Les crédits de paiement alloués à ce programme augmentent de 7,2 % en 2021 pour atteindre un montant de 789,8 millions d'euros. L'augmentation globale des crédits de paiement s'inscrit dans la suite de celle des quatre dernières années mais est plus importante (+ 2,3 % en PLF 2020 par rapport à 2019, + 2,85 % en PLF 2019 par rapport à 2018).

Hors contribution au compte d'affectation spéciale (CAS) Pensions (qui retrace les crédits consacrés au financement des pensions versées par l'État), les crédits de rémunération s'élèvent à 396,4 millions d'euros, en hausse de 4,5 % par rapport à la loi de finances pour 2020.

Hors Titre 2, le budget de la PJJ continue sa progression entamée il y a quatre ans avec une hausse de 9,1 %.

Ces augmentations importantes doivent cependant être analysées au regard de l'effet de rattrapage nécessaire à la concrétisation des engagements des années antérieures en matière de création de postes et des enjeux d'adaptation importants auxquels fait face la PJJ.
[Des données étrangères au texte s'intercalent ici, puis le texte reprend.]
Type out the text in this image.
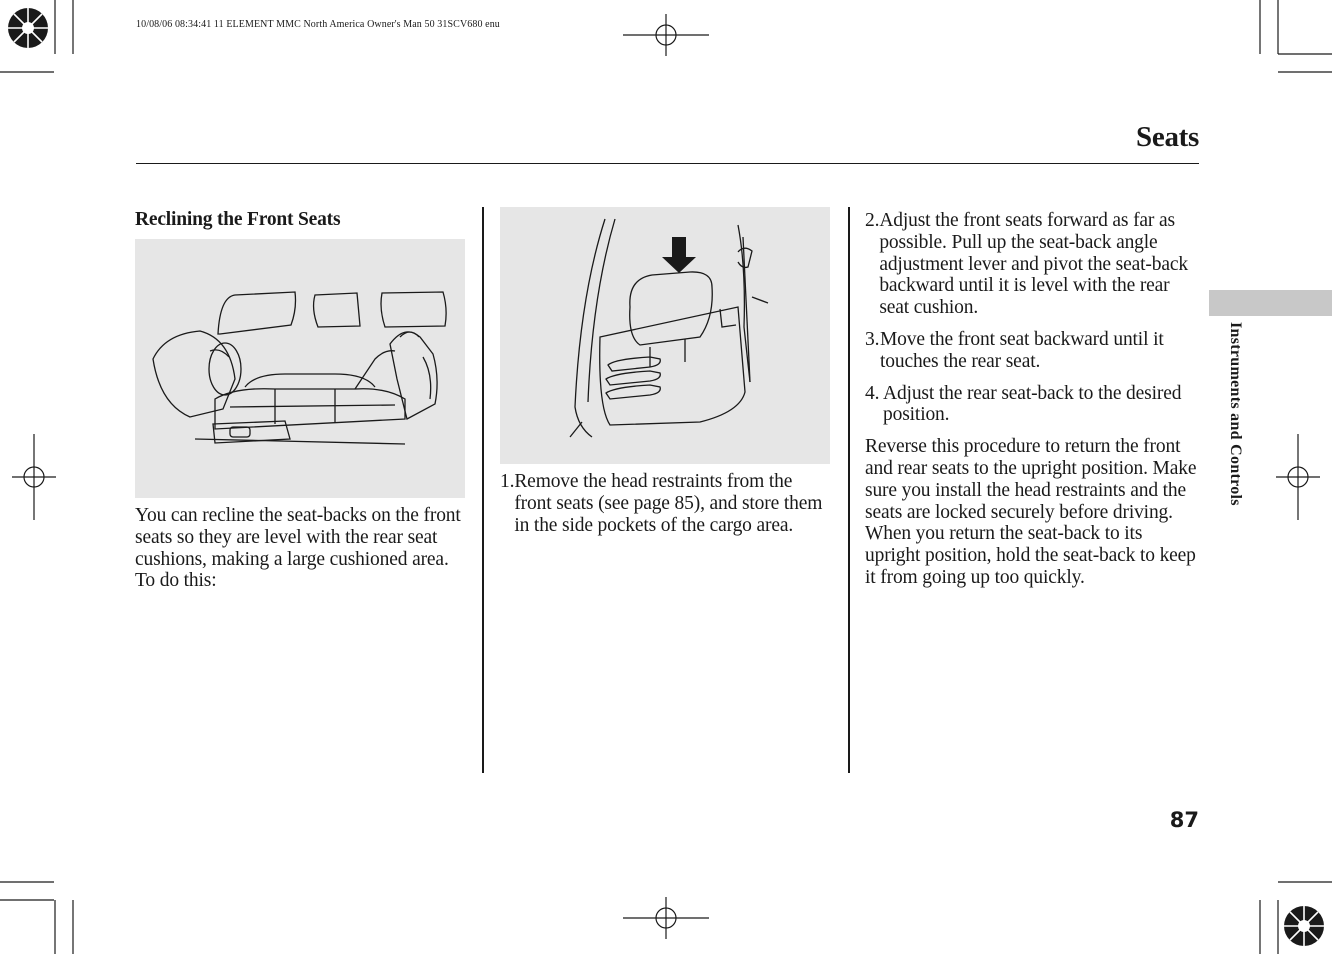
10/08/06 08:34:41 11 ELEMENT MMC North America Owner's Man 50 31SCV680 enu
Seats
Reclining the Front Seats
You can recline the seat-backs on the front seats so they are level with the rear seat cushions, making a large cushioned area. To do this:
1. Remove the head restraints from the front seats (see page 85), and store them in the side pockets of the cargo area.
2. Adjust the front seats forward as far as possible. Pull up the seat-back angle adjustment lever and pivot the seat-back backward until it is level with the rear seat cushion.
3. Move the front seat backward until it touches the rear seat.
4. Adjust the rear seat-back to the desired position.

Reverse this procedure to return the front and rear seats to the upright position. Make sure you install the head restraints and the seats are locked securely before driving.

When you return the seat-back to its upright position, hold the seat-back to keep it from going up too quickly.

Instruments and Controls
87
Suivant la proposition de son rapporteur, la commission des lois a émis un avis favorable à l'adoption des crédits du programme « Protection judiciaire de la jeunesse » de la mission « Justice » inscrits au projet de loi de finances pour 2021.

I. UN RATTRAPAGE NECESSAIRE ENTRE POSTES OUVERTS ET POSTES CRÉÉS

Si le projet de budget pour 2021 prévoit de nouvelles créations de postes, la PJJ a souffert au cours des dernières années d'un écart croissant entre le nombre de postes théoriquement ouverts par le budget et une dotation en crédits insuffisante pour recruter effectivement des personnels au sein des différents cadres.

Cet écart s'est accentué au point que, depuis 2019, l'augmentation prévue de postes se trouve limitée afin de réduire l'écart entre le nombre théorique et le nombre réel de postes. Cette limitation résulte de l'application de l'article 11 de la loi n° 2018-32 du 22 janvier 2018 de programmation des finances publiques pour les années 2018 à 2022 2 ( * ) qui interdit une augmentation supérieure à 1 % du nombre d'emploi par rapport au nombre d'emplois consommés l'année précédente.

Ainsi, en 2020, initialement fixé à 9 141 emplois équivalents temps plein (ETPT), le plafond des autorisations d'emplois (PAE) a été ramené à 9 118 ETPT.

Année

2015

2016

2017

2018

2019

2020

2021

Nombre de postes ouverts (PAE)

8 567

8 821

9 092

9 108

9 051

9 118

9 186

Nombre de postes réels

8 480

8 695

8 874

8 919

8 982

N.C

Si le nombre de postes de la PJJ a augmenté chaque année entre 2015 et 2019 (plus 400 postes au total), il augmente donc moins que ne pouvaient le laisser supposer les plafonds d'emplois autorisés.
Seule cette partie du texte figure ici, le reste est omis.